I go through the motions again as she hits up the owner of the mechanic’s shop. She strikes out again.
Her upbeat mood is waning as I get her into the car again.
“Miss Callie, I know you’re trying to help Sydney, but why don’t you just enjoy Christmas Day with her and stop all this matchmaking?”
“I need to get her a grand present.”
“I think you did that yesterday. We went to Macy’s, remember?”
“No, I want to get her something she really wants. Not just some old grandmother gift.”
“Well, okay. Where do you want to go?”
“That orange place. Where they sell those computers and whatnot.”
“Orange place?” I try to think of someplace with an orange sign. “Best Buy?” I ask, even though it’s yellow.

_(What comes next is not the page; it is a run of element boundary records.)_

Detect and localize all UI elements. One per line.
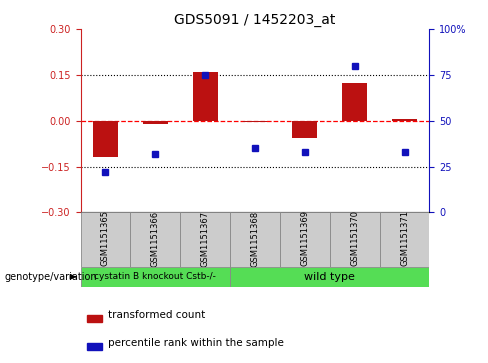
Bar — [180, 212, 230, 267]
Bar — [342, 82, 367, 121]
Text: GSM1151367: GSM1151367 — [201, 211, 210, 266]
Bar — [230, 212, 280, 267]
Text: GSM1151368: GSM1151368 — [250, 211, 260, 266]
Bar — [280, 212, 330, 267]
Text: GSM1151369: GSM1151369 — [300, 211, 309, 266]
Bar — [392, 119, 417, 121]
Bar — [81, 267, 230, 287]
Bar — [87, 343, 102, 350]
Bar — [130, 212, 180, 267]
Bar — [380, 212, 429, 267]
Text: GSM1151371: GSM1151371 — [400, 211, 409, 266]
Bar — [292, 121, 317, 138]
Title: GDS5091 / 1452203_at: GDS5091 / 1452203_at — [174, 13, 336, 26]
Text: cystatin B knockout Cstb-/-: cystatin B knockout Cstb-/- — [94, 272, 216, 281]
Text: percentile rank within the sample: percentile rank within the sample — [108, 338, 285, 348]
Bar — [230, 267, 429, 287]
Bar — [330, 212, 380, 267]
Text: transformed count: transformed count — [108, 310, 205, 320]
Bar — [87, 315, 102, 322]
Text: wild type: wild type — [305, 272, 355, 282]
Text: GSM1151366: GSM1151366 — [151, 211, 160, 266]
Bar — [243, 121, 267, 122]
Text: GSM1151370: GSM1151370 — [350, 211, 359, 266]
Bar — [81, 212, 130, 267]
Bar — [93, 121, 118, 158]
Text: GSM1151365: GSM1151365 — [101, 211, 110, 266]
Bar — [193, 72, 218, 121]
Bar — [143, 121, 168, 124]
Text: genotype/variation: genotype/variation — [5, 272, 98, 282]
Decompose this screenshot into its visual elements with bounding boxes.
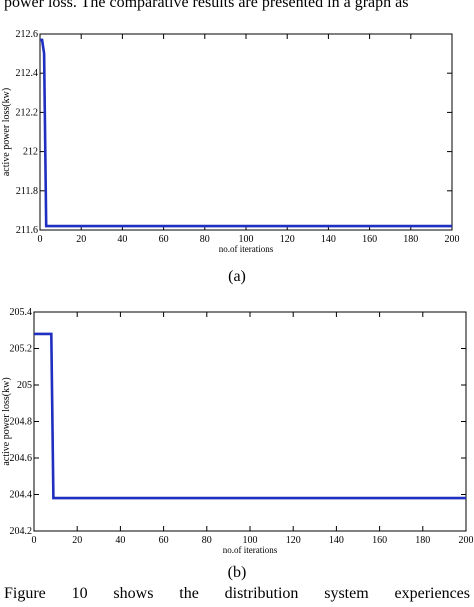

“No, no. They have those pod things.”
“The Apple store?”
“Yes, that’s it. Take me there.”
I chuckle and turn toward the mall.
In the Apple showroom, Callie asks me, “Which one would she like?” Her question makes me feel inadequate. She’s looking at the iPads. I don’t have the cash for one of these puppies, so I have no idea what they cost. There are at least six variations.
“Honestly, you got me.”
“Well, which one would you want?”
“Just get her the one you like. I’m sure she’ll like whatever you pick.”
Callie laughs way too loud. “I wouldn’t know the first thing about these things. I just know they’re very popular.”